O taxista brincava com uma moedinha, jogando-a para cima, enquanto se apoiava na lateral do carro.

-Tá. Me conte até onde você sabe. – Disse Leonard.

-Bom, tem essa mulher sem cabeça, que aparece pra mim. Ela me deu esta foto dessa menina aqui. Depois de pesquisar descobri que ela é a filha de um poderoso homem de negócios que viveu no seculo XIX, e que deu a menina para essa tal de Andela em troca da ressurreição de sua irmã. As filhas dele morreram num incêndio.

-Certo. Mais o que?

-Minha mulher, a minha mulher apareceu na Tv do Hotel, gritando. Ela sumiu aqui. Antes da casa pegar fogo. As pessoas que sobreviveram disseram que uma menina de olhos pretos estava atacando a casa.

-Menina de olhos pretos, né? Sei. São crianças da noite.

-Sim, senhor. Então, como eu dizia, ela apareceu e de alguma forma, minha mulher sumiu. O Aesh me disse que podia ver que a bruxa croata sem cabeça controlava essas tais “crianças da noite”. Mas é tudo muito confuso… Eu só queria ter minha mulher de volta! Mas o Aesh me disse que ela está, sei lá, meio morta, meio viva, em algum lugar entre essas duas coisas. Né isso Aesh?

-Sim senhor. -Disse o Indiano, ainda concentrado na brincadeira com a moedinha que girava no ar.
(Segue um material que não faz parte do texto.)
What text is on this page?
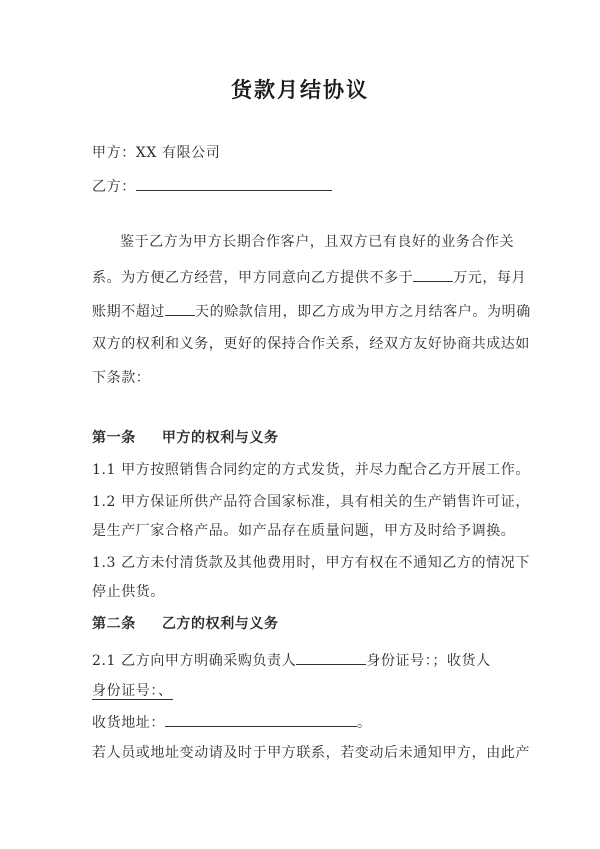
货款月结协议
甲方：XX 有限公司
乙方：
鉴于乙方为甲方长期合作客户，且双方已有良好的业务合作关
系。为方便乙方经营，甲方同意向乙方提供不多于	万元，每月
账期不超过 天的赊款信用，即乙方成为甲方之月结客户。为明确
双方的权利和义务，更好的保持合作关系，经双方友好协商共成达如
下条款：
第一条 甲方的权利与义务
1.1 甲方按照销售合同约定的方式发货，并尽力配合乙方开展工作。
1.2 甲方保证所供产品符合国家标准，具有相关的生产销售许可证，
是生产厂家合格产品。如产品存在质量问题，甲方及时给予调换。
1.3 乙方未付清货款及其他费用时，甲方有权在不通知乙方的情况下
停止供货。
第二条 乙方的权利与义务
2.1 乙方向甲方明确采购负责人	身份证号：；收货人
身份证号：、
收货地址：	。
若人员或地址变动请及时于甲方联系，若变动后未通知甲方，由此产
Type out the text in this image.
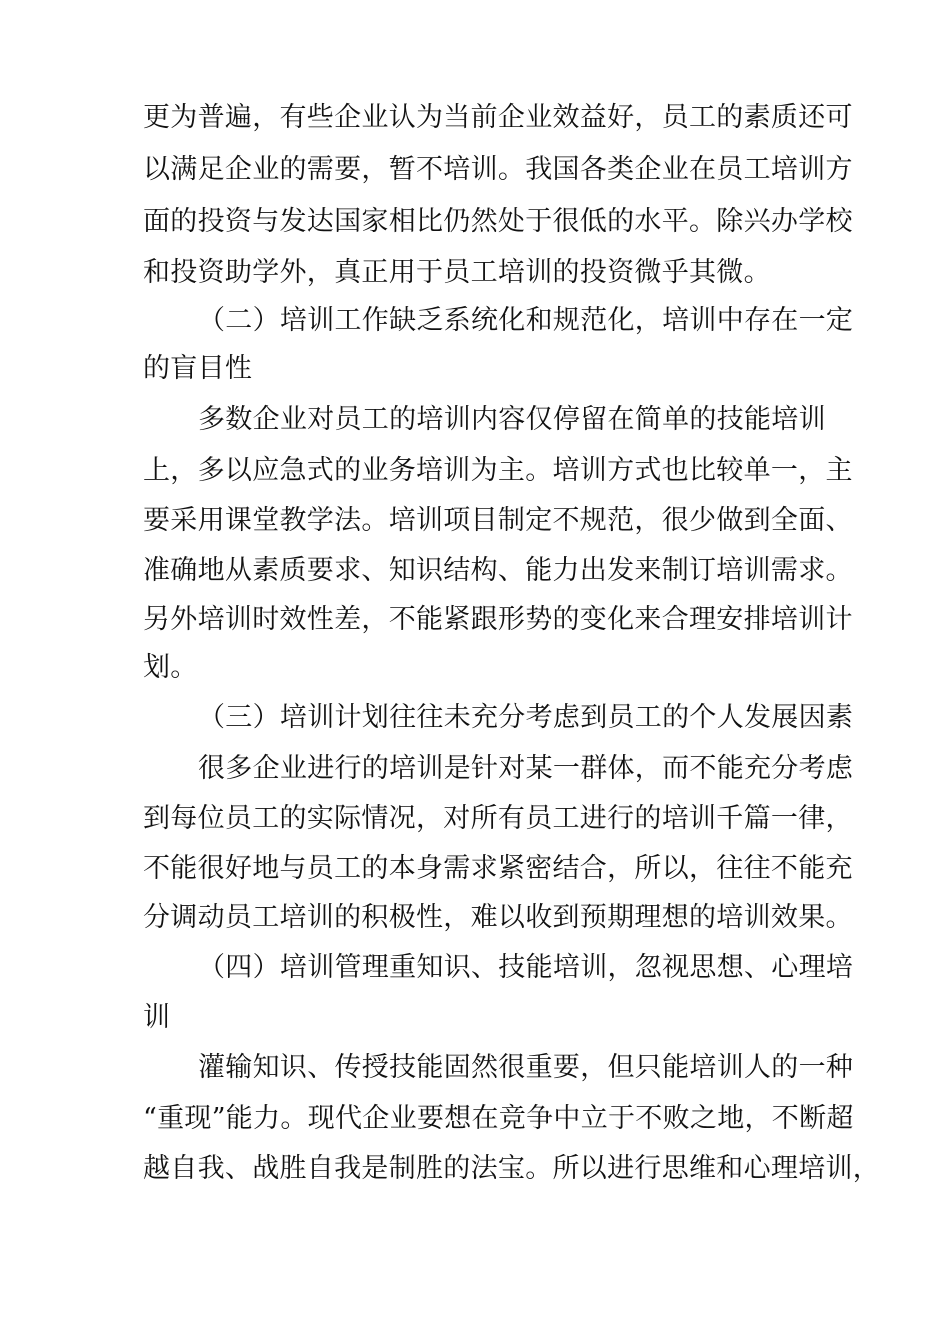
更为普遍，有些企业认为当前企业效益好，员工的素质还可
以满足企业的需要，暂不培训。我国各类企业在员工培训方
面的投资与发达国家相比仍然处于很低的水平。除兴办学校
和投资助学外，真正用于员工培训的投资微乎其微。
（二）培训工作缺乏系统化和规范化，培训中存在一定
的盲目性
多数企业对员工的培训内容仅停留在简单的技能培训
上，多以应急式的业务培训为主。培训方式也比较单一，主
要采用课堂教学法。培训项目制定不规范，很少做到全面、
准确地从素质要求、知识结构、能力出发来制订培训需求。
另外培训时效性差，不能紧跟形势的变化来合理安排培训计
划。
（三）培训计划往往未充分考虑到员工的个人发展因素
很多企业进行的培训是针对某一群体，而不能充分考虑
到每位员工的实际情况，对所有员工进行的培训千篇一律，
不能很好地与员工的本身需求紧密结合，所以，往往不能充
分调动员工培训的积极性，难以收到预期理想的培训效果。
（四）培训管理重知识、技能培训，忽视思想、心理培
训
灌输知识、传授技能固然很重要，但只能培训人的一种
“重现”能力。现代企业要想在竞争中立于不败之地，不断超
越自我、战胜自我是制胜的法宝。所以进行思维和心理培训，
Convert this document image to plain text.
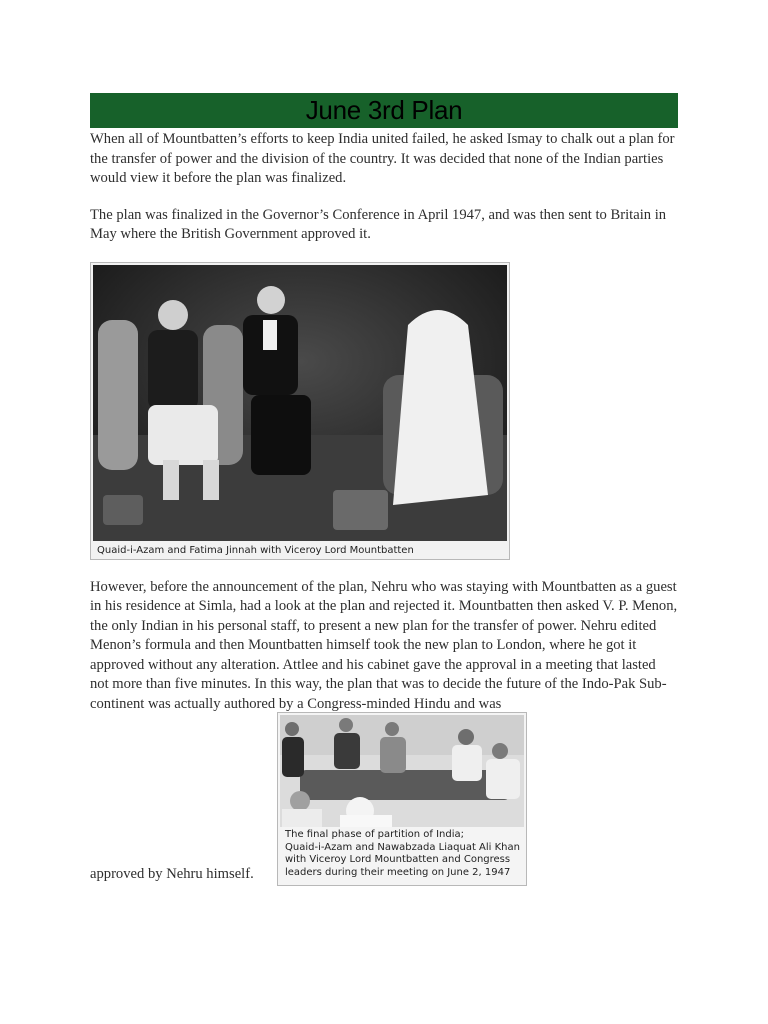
June 3rd Plan

When all of Mountbatten’s efforts to keep India united failed, he asked Ismay to chalk out a plan for the transfer of power and the division of the country. It was decided that none of the Indian parties would view it before the plan was finalized.

The plan was finalized in the Governor’s Conference in April 1947, and was then sent to Britain in May where the British Government approved it.

Quaid-i-Azam and Fatima Jinnah with Viceroy Lord Mountbatten

However, before the announcement of the plan, Nehru who was staying with Mountbatten as a guest in his residence at Simla, had a look at the plan and rejected it. Mountbatten then asked V. P. Menon, the only Indian in his personal staff, to present a new plan for the transfer of power. Nehru edited Menon’s formula and then Mountbatten himself took the new plan to London, where he got it approved without any alteration. Attlee and his cabinet gave the approval in a meeting that lasted not more than five minutes. In this way, the plan that was to decide the future of the Indo-Pak Sub-continent was actually authored by a Congress-minded Hindu and was

approved by Nehru himself.
The final phase of partition of India;
Quaid-i-Azam and Nawabzada Liaquat Ali Khan
with Viceroy Lord Mountbatten and Congress
leaders during their meeting on June 2, 1947
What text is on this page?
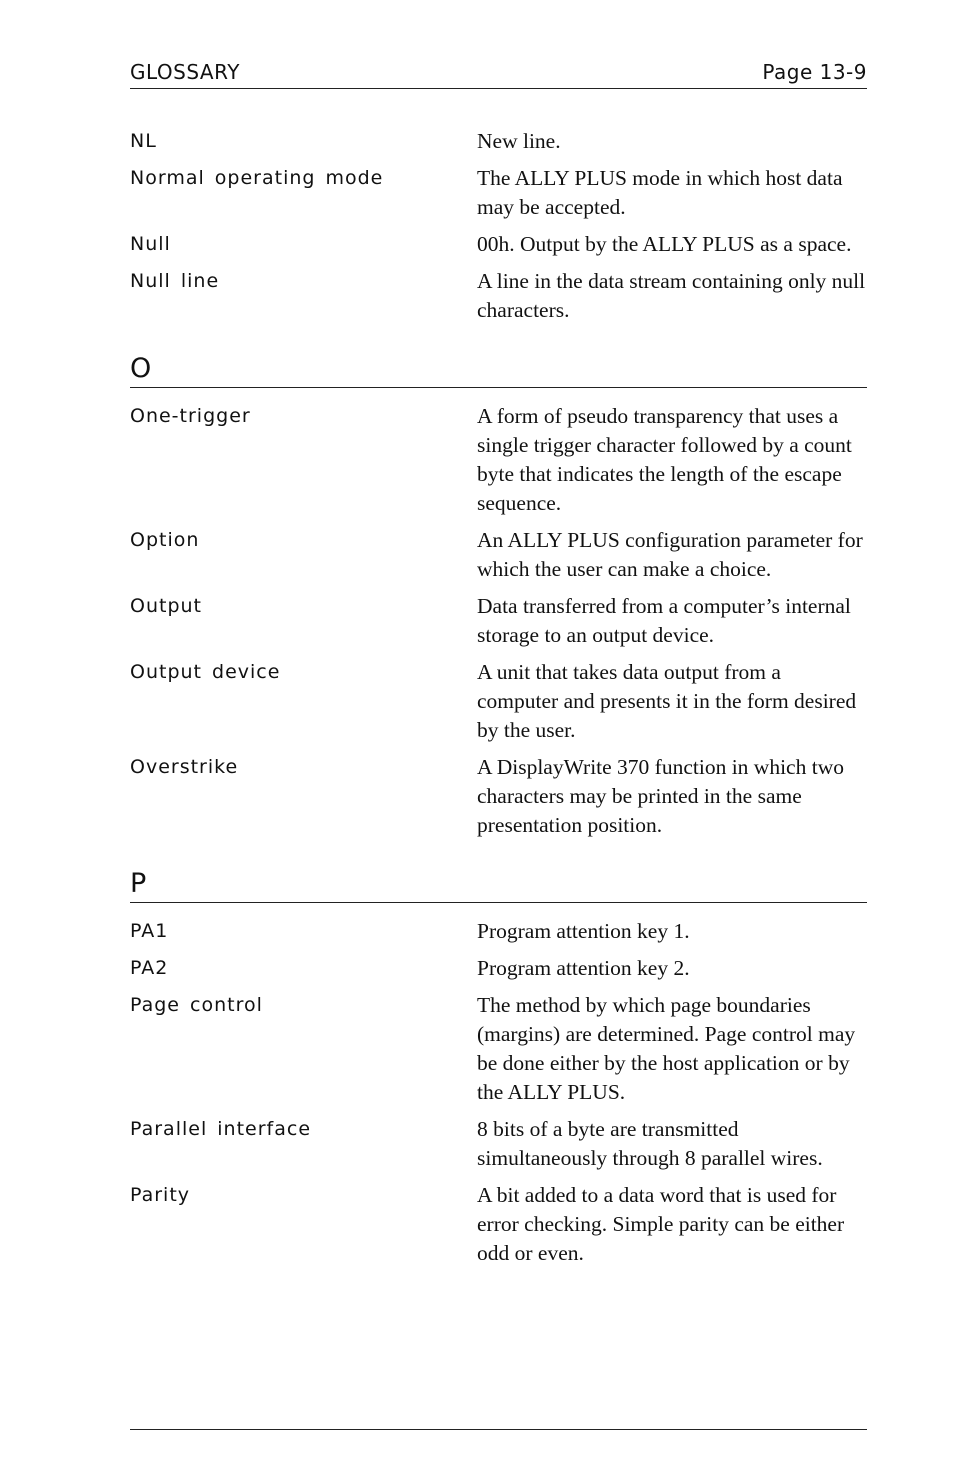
GLOSSARY	Page 13-9
NL	New line.
Normal operating mode	The ALLY PLUS mode in which host data may be accepted.
Null	00h. Output by the ALLY PLUS as a space.
Null line	A line in the data stream containing only null characters.
O
One-trigger	A form of pseudo transparency that uses a single trigger character followed by a count byte that indicates the length of the escape sequence.
Option	An ALLY PLUS configuration parameter for which the user can make a choice.
Output	Data transferred from a computer’s internal storage to an output device.
Output device	A unit that takes data output from a computer and presents it in the form desired by the user.
Overstrike	A DisplayWrite 370 function in which two characters may be printed in the same presentation position.
P
PA1	Program attention key 1.
PA2	Program attention key 2.
Page control	The method by which page boundaries (margins) are determined. Page control may be done either by the host application or by the ALLY PLUS.
Parallel interface	8 bits of a byte are transmitted simultaneously through 8 parallel wires.
Parity	A bit added to a data word that is used for error checking. Simple parity can be either odd or even.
-Eu sei o que essa desgraçada quer. E eu vou te dizer, garoto. – Falou Leonard, levantando-se. – Ela quer encontrar a cabeça dela! Se ela encontrar a cabeça, voltará a ter poder sobre estados mais densos da matéria. Eu aposto meus bagos como ela está te usando pra isso, meu caro.

-Então foi ela que trouxe aquele monstro lá de baixo?

-Não. Com certeza não. Aquele diabrete ia te matar. Se a Andela Dubravka quisesse você morto, ela só precisava botar a mão no seu peito e você já era! Quem soltou aquilo lá em baixo queria te tirar da jogada! Provavelmente, quem fez isso está com sua mulher…

-E a menina, senhor! Quem fez isso está de posse da Regina e também da Melissa Koeher. -Disse o Indiano, lançando para o alto a moedinha. E então, a moedinha parou no ar.

-Opa! – Exclamou Leonard.

-Uau! – Espantou-se Aesh.

A moeda estava como que congelada no ar. E então ela caiu.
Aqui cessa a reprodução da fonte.